Liz Truss says ‘brighter days lie ahead’ after becoming UK’s shortest-serving leader
Outgoing British Prime Minister Liz Truss gave her final speech as the nation’s leader Tuesday morning, promising Brits that “brighter days lie ahead.”
Speaking from the steps of Downing Street, Truss offered her successor, Rishi Sunak, her full support after 49 days of pure chaos in office and the weakest pound the country has ever seen.
Truss, who made history as the nation’s shortest-serving leader ever, said the UK “simply cannot afford to be a low-growth country.”
“Our country continues to battle through a storm. But I believe in Britain.

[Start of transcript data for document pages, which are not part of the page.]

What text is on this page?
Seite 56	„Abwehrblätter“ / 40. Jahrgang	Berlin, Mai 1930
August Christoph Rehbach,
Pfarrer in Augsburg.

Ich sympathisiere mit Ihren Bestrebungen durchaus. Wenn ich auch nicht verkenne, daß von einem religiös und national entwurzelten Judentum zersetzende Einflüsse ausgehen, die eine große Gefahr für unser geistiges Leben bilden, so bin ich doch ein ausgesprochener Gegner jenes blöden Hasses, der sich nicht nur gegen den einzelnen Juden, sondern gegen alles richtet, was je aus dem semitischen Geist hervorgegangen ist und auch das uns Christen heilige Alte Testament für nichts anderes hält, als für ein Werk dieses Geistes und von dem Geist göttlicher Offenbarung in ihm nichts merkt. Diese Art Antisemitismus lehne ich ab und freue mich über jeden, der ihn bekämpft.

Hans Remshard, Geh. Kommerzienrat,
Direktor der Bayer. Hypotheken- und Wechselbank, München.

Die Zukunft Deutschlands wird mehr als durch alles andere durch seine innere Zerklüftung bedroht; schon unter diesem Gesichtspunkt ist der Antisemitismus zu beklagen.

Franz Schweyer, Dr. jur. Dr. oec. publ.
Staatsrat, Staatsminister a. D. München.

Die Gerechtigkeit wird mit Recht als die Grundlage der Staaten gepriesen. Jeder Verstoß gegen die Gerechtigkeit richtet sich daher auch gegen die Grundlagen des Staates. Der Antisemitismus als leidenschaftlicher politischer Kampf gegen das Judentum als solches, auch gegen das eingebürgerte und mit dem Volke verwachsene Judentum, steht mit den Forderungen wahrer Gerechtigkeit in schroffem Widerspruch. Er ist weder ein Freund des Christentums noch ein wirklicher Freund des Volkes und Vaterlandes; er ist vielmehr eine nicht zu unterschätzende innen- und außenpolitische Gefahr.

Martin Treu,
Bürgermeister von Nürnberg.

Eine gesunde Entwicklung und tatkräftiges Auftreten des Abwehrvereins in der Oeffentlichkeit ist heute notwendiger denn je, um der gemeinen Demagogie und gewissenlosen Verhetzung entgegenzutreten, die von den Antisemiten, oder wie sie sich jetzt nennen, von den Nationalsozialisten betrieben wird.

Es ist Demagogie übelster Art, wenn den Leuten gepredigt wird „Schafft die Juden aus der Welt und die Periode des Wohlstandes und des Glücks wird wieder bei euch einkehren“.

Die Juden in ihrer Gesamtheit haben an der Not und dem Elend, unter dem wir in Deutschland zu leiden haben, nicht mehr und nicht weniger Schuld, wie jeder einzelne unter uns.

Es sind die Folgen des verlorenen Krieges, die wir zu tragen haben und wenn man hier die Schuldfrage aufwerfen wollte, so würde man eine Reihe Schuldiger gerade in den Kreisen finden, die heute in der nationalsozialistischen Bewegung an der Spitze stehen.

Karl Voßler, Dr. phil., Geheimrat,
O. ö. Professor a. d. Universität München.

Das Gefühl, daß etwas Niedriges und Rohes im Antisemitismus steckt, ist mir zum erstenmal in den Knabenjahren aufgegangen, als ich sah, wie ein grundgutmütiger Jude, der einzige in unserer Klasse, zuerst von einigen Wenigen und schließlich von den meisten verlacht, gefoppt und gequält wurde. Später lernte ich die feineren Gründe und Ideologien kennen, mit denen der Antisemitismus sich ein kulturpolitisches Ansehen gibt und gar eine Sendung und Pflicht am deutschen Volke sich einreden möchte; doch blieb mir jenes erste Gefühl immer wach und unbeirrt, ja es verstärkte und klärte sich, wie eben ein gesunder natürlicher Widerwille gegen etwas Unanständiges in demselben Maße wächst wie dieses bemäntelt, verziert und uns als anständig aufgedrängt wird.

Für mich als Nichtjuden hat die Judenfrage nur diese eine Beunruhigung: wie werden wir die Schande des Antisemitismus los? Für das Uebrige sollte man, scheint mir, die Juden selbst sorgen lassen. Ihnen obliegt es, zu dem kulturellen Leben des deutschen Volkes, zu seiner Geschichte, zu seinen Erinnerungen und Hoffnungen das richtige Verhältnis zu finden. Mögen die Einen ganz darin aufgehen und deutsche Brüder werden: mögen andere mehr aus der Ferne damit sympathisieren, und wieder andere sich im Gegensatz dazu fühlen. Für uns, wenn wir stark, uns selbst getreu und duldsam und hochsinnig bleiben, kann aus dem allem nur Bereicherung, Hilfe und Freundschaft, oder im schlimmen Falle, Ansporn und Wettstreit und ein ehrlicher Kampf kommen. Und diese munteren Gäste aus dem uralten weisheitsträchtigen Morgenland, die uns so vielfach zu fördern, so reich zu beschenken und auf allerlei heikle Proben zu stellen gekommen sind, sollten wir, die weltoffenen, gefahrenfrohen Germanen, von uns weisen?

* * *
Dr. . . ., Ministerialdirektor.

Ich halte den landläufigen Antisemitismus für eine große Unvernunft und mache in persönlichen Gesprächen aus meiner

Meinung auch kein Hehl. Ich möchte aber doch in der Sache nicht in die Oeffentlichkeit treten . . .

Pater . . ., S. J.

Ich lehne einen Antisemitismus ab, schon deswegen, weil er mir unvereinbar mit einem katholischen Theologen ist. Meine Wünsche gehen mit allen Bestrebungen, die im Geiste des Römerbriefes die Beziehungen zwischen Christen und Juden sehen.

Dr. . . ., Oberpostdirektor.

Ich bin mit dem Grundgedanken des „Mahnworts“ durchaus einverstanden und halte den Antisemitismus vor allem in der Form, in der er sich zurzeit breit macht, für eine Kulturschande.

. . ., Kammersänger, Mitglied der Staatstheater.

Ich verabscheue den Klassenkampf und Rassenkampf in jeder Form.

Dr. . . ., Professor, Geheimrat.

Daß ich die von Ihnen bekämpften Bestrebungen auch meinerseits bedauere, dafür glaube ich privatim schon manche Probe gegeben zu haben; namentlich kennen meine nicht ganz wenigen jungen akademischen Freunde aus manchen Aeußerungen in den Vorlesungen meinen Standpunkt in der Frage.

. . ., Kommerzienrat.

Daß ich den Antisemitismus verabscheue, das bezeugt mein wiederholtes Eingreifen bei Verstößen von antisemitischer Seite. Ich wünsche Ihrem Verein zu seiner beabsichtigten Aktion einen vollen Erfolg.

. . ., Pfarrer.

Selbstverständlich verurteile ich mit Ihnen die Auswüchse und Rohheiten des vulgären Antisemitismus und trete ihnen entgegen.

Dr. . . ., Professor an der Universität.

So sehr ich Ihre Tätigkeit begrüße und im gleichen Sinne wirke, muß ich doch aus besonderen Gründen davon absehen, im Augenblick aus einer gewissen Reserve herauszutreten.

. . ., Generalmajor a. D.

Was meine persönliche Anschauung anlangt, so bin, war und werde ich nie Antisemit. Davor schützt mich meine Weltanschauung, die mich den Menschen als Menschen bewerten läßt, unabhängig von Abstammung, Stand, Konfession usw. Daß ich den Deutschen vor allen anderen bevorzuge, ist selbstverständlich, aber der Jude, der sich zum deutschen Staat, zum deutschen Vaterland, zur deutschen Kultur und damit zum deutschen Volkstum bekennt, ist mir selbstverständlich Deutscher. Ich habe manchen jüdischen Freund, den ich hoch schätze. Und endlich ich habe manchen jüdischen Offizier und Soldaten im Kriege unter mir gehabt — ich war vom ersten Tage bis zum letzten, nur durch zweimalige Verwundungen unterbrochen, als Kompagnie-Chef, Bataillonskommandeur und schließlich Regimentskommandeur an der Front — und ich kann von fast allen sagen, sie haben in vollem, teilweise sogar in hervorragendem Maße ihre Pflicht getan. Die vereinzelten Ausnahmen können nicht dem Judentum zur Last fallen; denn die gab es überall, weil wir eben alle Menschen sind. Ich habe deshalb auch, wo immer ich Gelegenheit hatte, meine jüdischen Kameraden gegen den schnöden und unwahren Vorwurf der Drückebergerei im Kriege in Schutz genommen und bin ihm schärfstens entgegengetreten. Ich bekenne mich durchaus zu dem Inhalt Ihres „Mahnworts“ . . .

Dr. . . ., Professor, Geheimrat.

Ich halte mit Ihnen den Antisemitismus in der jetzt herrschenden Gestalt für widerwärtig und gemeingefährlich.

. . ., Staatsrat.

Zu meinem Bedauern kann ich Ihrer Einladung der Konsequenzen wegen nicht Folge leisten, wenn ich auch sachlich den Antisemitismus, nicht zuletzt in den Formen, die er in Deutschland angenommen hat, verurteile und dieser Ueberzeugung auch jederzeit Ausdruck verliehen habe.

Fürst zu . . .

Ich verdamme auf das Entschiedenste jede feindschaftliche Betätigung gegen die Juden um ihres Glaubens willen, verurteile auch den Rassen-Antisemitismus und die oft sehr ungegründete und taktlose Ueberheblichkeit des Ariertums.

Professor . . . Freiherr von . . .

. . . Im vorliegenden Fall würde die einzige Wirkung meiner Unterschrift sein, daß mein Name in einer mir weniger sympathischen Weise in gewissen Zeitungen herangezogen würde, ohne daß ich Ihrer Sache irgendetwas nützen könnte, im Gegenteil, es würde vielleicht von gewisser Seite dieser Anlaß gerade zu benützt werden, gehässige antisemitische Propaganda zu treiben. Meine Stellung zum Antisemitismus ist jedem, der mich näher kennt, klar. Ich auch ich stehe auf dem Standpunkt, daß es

I believe in the British people,” she said in her farewell speech. “And I know that brighter days lie ahead.”
In her speech, Truss — who spent just seven weeks in No. 10 — doubled down on her political standpoint.
“From my time as prime minister, I am more convinced than ever, that we need to be bold and confront the challenges that we face,” she said. “As the Roman philosopher Seneca wrote, it’s not because things are difficult that we do not dare is because we do not dare that they are difficult.”
Truss will officially offer her resignation to His Majesty King Charles III on Tuesday, when she will meet him in Buckingham Palace.
The King will then ask the new leader of the Conservative Party, Sunak, to form a new government and appoint his cabinet ministers.
Sunak, who finished second to Truss in this summer’s leadership race to replace former PM Boris Johnson, warned of the economic consequences of Truss’ leadership plan during the race.
Truss’ tumultuous stint was ultimately brought down by a fiscal fiasco over her proposal to cut taxes on the wealthy while raising corporate taxes — which faced hostile opposition from her own Conservative Party and sent financial markets into a weeks-long slide.
“I cannot deliver the mandate on which I was elected,” she said last week, just one day after pledging to remain in office as “a fighter, not a quitter.”
Truss’ brief tenure had already seen soaring mortgage rates, a plummeting pound, and a chaotic bond market — set into motion by her plan to abandon a 45% tax rate on high-income earners. A proposal to cap energy bills would have cost taxpayers $116 billion.
The Bank of England stepped in to take emergency action to prop up the bond market last month and “restore orderly conditions” to protect pension funds and ward off inflation.
Truss was the third prime minister to resign in as many years. In 2019, Theresa May stepped down over her failure to negotiate a divorce from the European Union.
Sunak becomes the second unelected head of state the UK has seen in just two months.